/TGS

Artifacts for our NSDI'23 paper TGS

Primary LanguagePythonApache License 2.0Apache-2.0

TGS

1. Introduction

This repository contains one version of the source code for our NSDI'23 paper "Transparent GPU Sharing in Container Clouds for Deep Learning Workloads" [Paper]
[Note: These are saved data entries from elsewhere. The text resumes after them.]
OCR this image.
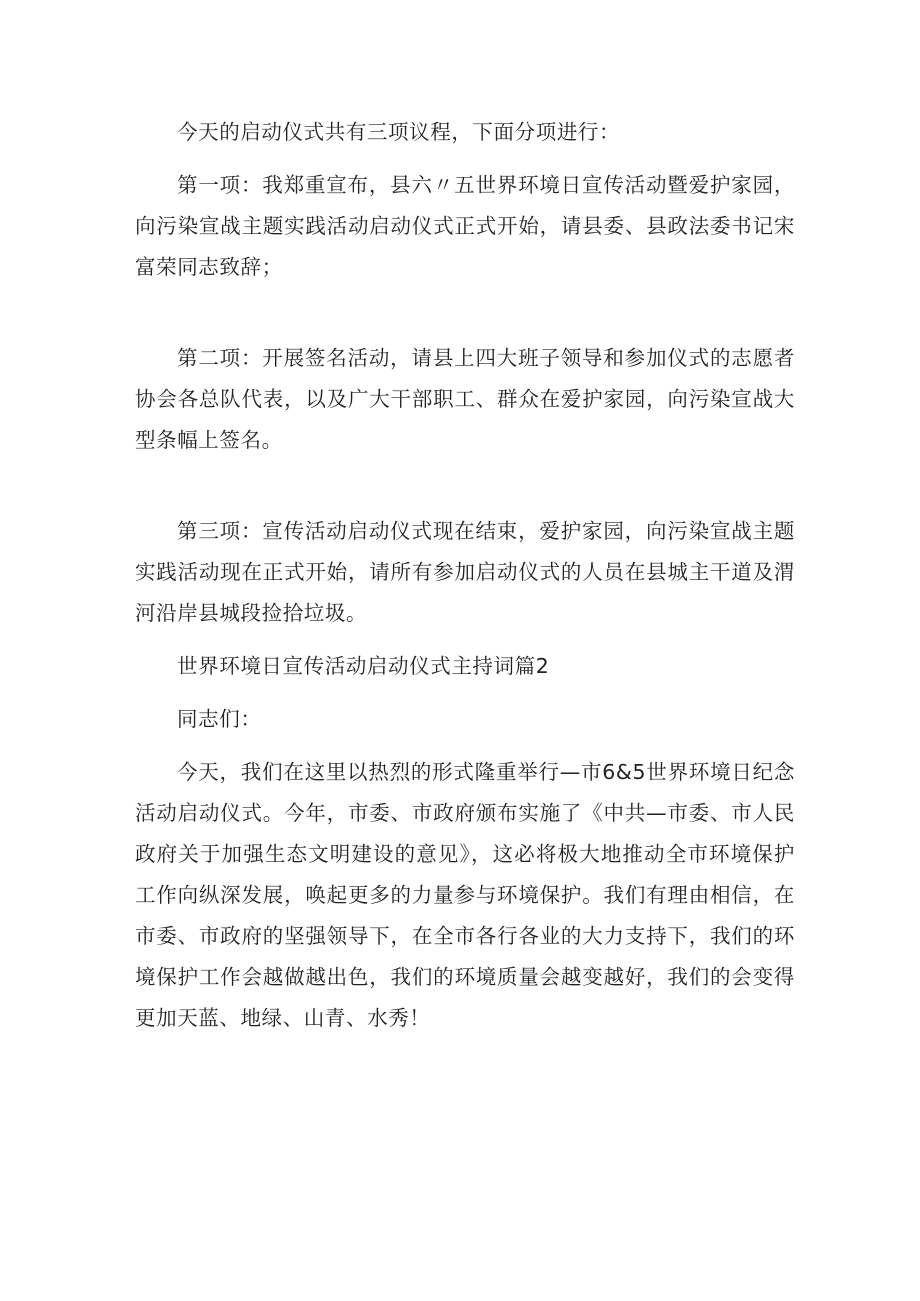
今天的启动仪式共有三项议程，下面分项进行：

第一项：我郑重宣布，县六〃五世界环境日宣传活动暨爱护家园，向污染宣战主题实践活动启动仪式正式开始，请县委、县政法委书记宋富荣同志致辞；

第二项：开展签名活动，请县上四大班子领导和参加仪式的志愿者协会各总队代表，以及广大干部职工、群众在爱护家园，向污染宣战大型条幅上签名。

第三项：宣传活动启动仪式现在结束，爱护家园，向污染宣战主题实践活动现在正式开始，请所有参加启动仪式的人员在县城主干道及渭河沿岸县城段捡拾垃圾。

世界环境日宣传活动启动仪式主持词篇2

同志们：

今天，我们在这里以热烈的形式隆重举行—市6&5世界环境日纪念活动启动仪式。今年，市委、市政府颁布实施了《中共—市委、市人民政府关于加强生态文明建设的意见》，这必将极大地推动全市环境保护工作向纵深发展，唤起更多的力量参与环境保护。我们有理由相信，在市委、市政府的坚强领导下，在全市各行各业的大力支持下，我们的环境保护工作会越做越出色，我们的环境质量会越变越好，我们的会变得更加天蓝、地绿、山青、水秀！
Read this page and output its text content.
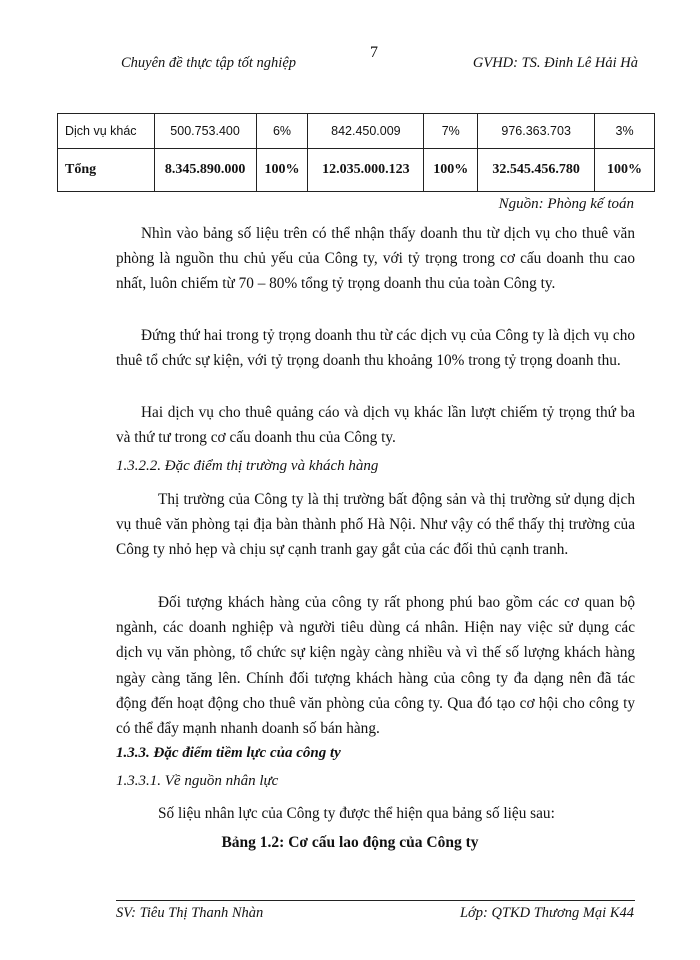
Chuyên đề thực tập tốt nghiệp
7
GVHD: TS. Đinh Lê Hải Hà
Dịch vụ khác	500.753.400	6%	842.450.009	7%	976.363.703	3%
Tổng	8.345.890.000	100%	12.035.000.123	100%	32.545.456.780	100%
Nguồn: Phòng kế toán

Nhìn vào bảng số liệu trên có thể nhận thấy doanh thu từ dịch vụ cho thuê văn phòng là nguồn thu chủ yếu của Công ty, với tỷ trọng trong cơ cấu doanh thu cao nhất, luôn chiếm từ 70 – 80% tổng tỷ trọng doanh thu của toàn Công ty.

Đứng thứ hai trong tỷ trọng doanh thu từ các dịch vụ của Công ty là dịch vụ cho thuê tổ chức sự kiện, với tỷ trọng doanh thu khoảng 10% trong tỷ trọng doanh thu.

Hai dịch vụ cho thuê quảng cáo và dịch vụ khác lần lượt chiếm tỷ trọng thứ ba và thứ tư trong cơ cấu doanh thu của Công ty.

1.3.2.2. Đặc điểm thị trường và khách hàng

Thị trường của Công ty là thị trường bất động sản và thị trường sử dụng dịch vụ thuê văn phòng tại địa bàn thành phố Hà Nội. Như vậy có thể thấy thị trường của Công ty nhỏ hẹp và chịu sự cạnh tranh gay gắt của các đối thủ cạnh tranh.

Đối tượng khách hàng của công ty rất phong phú bao gồm các cơ quan bộ ngành, các doanh nghiệp và người tiêu dùng cá nhân. Hiện nay việc sử dụng các dịch vụ văn phòng, tổ chức sự kiện ngày càng nhiều và vì thế số lượng khách hàng ngày càng tăng lên. Chính đối tượng khách hàng của công ty đa dạng nên đã tác động đến hoạt động cho thuê văn phòng của công ty. Qua đó tạo cơ hội cho công ty có thể đẩy mạnh nhanh doanh số bán hàng.

1.3.3. Đặc điểm tiềm lực của công ty
1.3.3.1. Về nguồn nhân lực

Số liệu nhân lực của Công ty được thể hiện qua bảng số liệu sau:

Bảng 1.2: Cơ cấu lao động của Công ty
SV: Tiêu Thị Thanh Nhàn	Lớp: QTKD Thương Mại K44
2. Environment requirement

Please see requirement.txt and paper for more details.

3. Prerequisites

Run the following commands:

sudo apt install patchelf wget unzip make
pip3 install -r requirement.txt
docker pull bingyangwu2000/tf_torch
docker pull bingyangwu2000/pytorch_with_unified_memory
docker pull bingyangwu2000/antman
docker pull bingyangwu2000/espnet2

4. Build

Run the following commands

git clone --recursive https://github.com/BingyangWu/TGS.git
cd TGS
make rpc
./download.sh
cd hijack
./build.sh

4. Run example

TGS:

./scripts/test_tgs.sh

Co-execution:

./scripts/test_co_ex.sh

MPS:

./scripts/test_mps.sh

AntMan:

./script/test_antman.sh

MIG:

./script/test_mig.sh

When run experiments in Figure 5, please use image bingyangwu2000/pytorch_with_unified_memory for Co-execution, MPS and MIG.

When run experiments in Figure 9(a), please use image bingyangwu2000/espnet2.

When run experiments in Figure 12, please use image goldensea/megatron:v2.